A creak came from the far wall of the workroom. Quickly she shoved the box down into its hiding place, replaced the piece of slate and slid the desk back over it.

Then Silver screamed.

Something hurtled toward her, shattering the wall of glass. She saw a brick with a piece of paper wrapped around it.

The message was short and ugly.

The boy is next.

~ ~ ~

 

Blackwood inched his horse along the dark ridge overlooking the heath. At the top he halted and opened the leather satchel slung across his saddle.

By the light of the moon the highwayman skimmed the naval dispatch he had taken from Lord Renwick’s carriage.

Frowning, he scanned the terse lines of numbers indicating latitudes and longitudes of the various trading vessels and passenger ships active in the Channel and farther south off France and Spain. There was nothing earthshaking in the information. Outwardly at least, it was a routine list of shipping facts.

But something about those numbers nagged at the highwayman. Something that was not quite as it should be. He knew that water well, of course. Five years ago he had tasted its brine and shivered in its frigid swells. Most of the numbers marked locations off the coast of Spain and Portugal and a few farther south near the mouth of the Mediterranean.

Yes, there was something there all right, something that pricked at dark memories, but try as he might, Blackwood couldn’t put his finger on what it was.
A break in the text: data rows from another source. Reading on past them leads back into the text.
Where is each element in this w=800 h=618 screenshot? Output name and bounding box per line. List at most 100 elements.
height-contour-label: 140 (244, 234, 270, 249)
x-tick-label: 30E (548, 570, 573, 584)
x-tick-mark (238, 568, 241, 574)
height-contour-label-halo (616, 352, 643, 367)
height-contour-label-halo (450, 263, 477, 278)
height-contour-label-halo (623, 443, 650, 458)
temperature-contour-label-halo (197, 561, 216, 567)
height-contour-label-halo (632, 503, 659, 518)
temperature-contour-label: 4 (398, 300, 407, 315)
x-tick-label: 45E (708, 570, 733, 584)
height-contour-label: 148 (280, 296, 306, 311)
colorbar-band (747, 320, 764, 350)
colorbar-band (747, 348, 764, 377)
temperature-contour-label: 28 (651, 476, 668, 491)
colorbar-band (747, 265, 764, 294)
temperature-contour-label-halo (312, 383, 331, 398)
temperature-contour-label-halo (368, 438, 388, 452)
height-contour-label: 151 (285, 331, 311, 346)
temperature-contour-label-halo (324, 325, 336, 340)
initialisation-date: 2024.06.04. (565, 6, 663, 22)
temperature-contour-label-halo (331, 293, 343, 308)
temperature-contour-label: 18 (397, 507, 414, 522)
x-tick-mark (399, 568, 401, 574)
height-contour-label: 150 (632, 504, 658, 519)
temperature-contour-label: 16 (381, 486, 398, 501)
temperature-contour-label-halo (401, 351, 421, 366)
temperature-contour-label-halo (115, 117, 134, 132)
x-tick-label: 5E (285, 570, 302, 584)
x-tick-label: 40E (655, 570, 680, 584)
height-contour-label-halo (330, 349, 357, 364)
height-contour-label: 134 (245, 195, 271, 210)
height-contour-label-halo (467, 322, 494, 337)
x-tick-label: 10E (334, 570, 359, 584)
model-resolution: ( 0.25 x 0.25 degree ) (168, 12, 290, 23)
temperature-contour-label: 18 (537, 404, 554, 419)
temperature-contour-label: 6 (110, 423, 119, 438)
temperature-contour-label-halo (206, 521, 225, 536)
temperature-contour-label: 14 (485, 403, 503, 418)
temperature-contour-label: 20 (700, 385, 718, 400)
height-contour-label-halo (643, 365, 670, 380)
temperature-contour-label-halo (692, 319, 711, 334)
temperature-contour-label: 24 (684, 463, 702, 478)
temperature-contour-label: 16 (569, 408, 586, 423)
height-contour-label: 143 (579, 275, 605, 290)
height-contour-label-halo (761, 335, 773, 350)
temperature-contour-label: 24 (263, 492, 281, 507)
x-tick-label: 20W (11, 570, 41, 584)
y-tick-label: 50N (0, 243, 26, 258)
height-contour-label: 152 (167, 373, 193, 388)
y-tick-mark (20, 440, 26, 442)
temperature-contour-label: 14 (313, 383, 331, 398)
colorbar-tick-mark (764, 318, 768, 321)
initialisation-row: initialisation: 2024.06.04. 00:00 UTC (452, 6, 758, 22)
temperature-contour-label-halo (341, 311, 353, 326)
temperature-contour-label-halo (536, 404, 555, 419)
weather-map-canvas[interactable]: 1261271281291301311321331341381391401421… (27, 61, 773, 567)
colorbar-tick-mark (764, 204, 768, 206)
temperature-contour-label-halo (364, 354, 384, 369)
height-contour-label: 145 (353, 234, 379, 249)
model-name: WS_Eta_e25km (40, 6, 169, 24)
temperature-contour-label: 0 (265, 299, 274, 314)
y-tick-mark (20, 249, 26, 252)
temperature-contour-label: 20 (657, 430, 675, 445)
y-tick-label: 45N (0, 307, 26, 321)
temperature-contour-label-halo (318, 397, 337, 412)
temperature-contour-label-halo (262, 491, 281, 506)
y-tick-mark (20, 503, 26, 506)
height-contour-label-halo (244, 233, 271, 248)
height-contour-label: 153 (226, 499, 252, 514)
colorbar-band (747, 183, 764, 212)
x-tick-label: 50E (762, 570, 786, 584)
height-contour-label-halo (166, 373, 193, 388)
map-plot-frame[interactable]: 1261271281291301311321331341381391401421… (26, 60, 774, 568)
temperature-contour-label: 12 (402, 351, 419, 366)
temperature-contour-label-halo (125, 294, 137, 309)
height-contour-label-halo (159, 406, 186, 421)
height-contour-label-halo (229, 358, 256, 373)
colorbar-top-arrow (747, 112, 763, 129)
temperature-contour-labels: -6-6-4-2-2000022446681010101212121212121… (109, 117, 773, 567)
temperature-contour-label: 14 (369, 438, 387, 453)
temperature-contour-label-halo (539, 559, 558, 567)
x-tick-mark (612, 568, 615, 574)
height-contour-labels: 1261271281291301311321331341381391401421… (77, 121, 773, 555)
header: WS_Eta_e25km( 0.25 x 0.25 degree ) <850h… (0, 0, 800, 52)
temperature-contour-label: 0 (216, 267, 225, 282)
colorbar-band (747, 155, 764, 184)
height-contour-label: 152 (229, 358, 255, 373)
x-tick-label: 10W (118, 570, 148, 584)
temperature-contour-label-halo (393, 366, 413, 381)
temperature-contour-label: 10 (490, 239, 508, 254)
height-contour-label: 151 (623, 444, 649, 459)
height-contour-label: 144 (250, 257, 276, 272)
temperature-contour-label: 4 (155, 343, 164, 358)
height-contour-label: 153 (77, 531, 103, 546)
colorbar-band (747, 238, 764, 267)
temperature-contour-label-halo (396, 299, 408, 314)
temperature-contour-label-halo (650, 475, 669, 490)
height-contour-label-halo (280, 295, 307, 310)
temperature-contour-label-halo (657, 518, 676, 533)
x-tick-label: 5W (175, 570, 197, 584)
Grimly, he shoved the papers back into the satchel, then ran a gloved hand along Diablo’s gleaming neck.

The pain in his chest had stilled to a throb. He had stanched the blood with a handkerchief and sent Jonas on to deposit Renwick’s carriage in the main street of Kingsdon Cross. Someone would be sent to search for the travelers once the carriage was found, and until then, the lord and his ladies could amuse themselves as they saw fit.

Diablo’s head rose. The black horse gave a restless whinny.

Cursing softly, the highwayman tugged off his mask, letting the cool wind rake his cheeks. Off to the east the sky was tinged with gray and above him the stars were starting to fade. In an hour it would be dawn.

Dawn.
One more day of bitterness and regret. One more day without hope. One more day that brought him no closer to his goal of revenge. The tall figure cursed, then spurred his horse forward.

He knew he should go home.

He knew he should give up his dangerous masquerade and ride hell for leather toward Waldon Hall and the safety its palatial rooms offered.

But he didn’t. Instead the highwayman turned south. He studied the dark hills, thinking about innocence and youth and a woman with green-gold eyes and lips like crimson silk.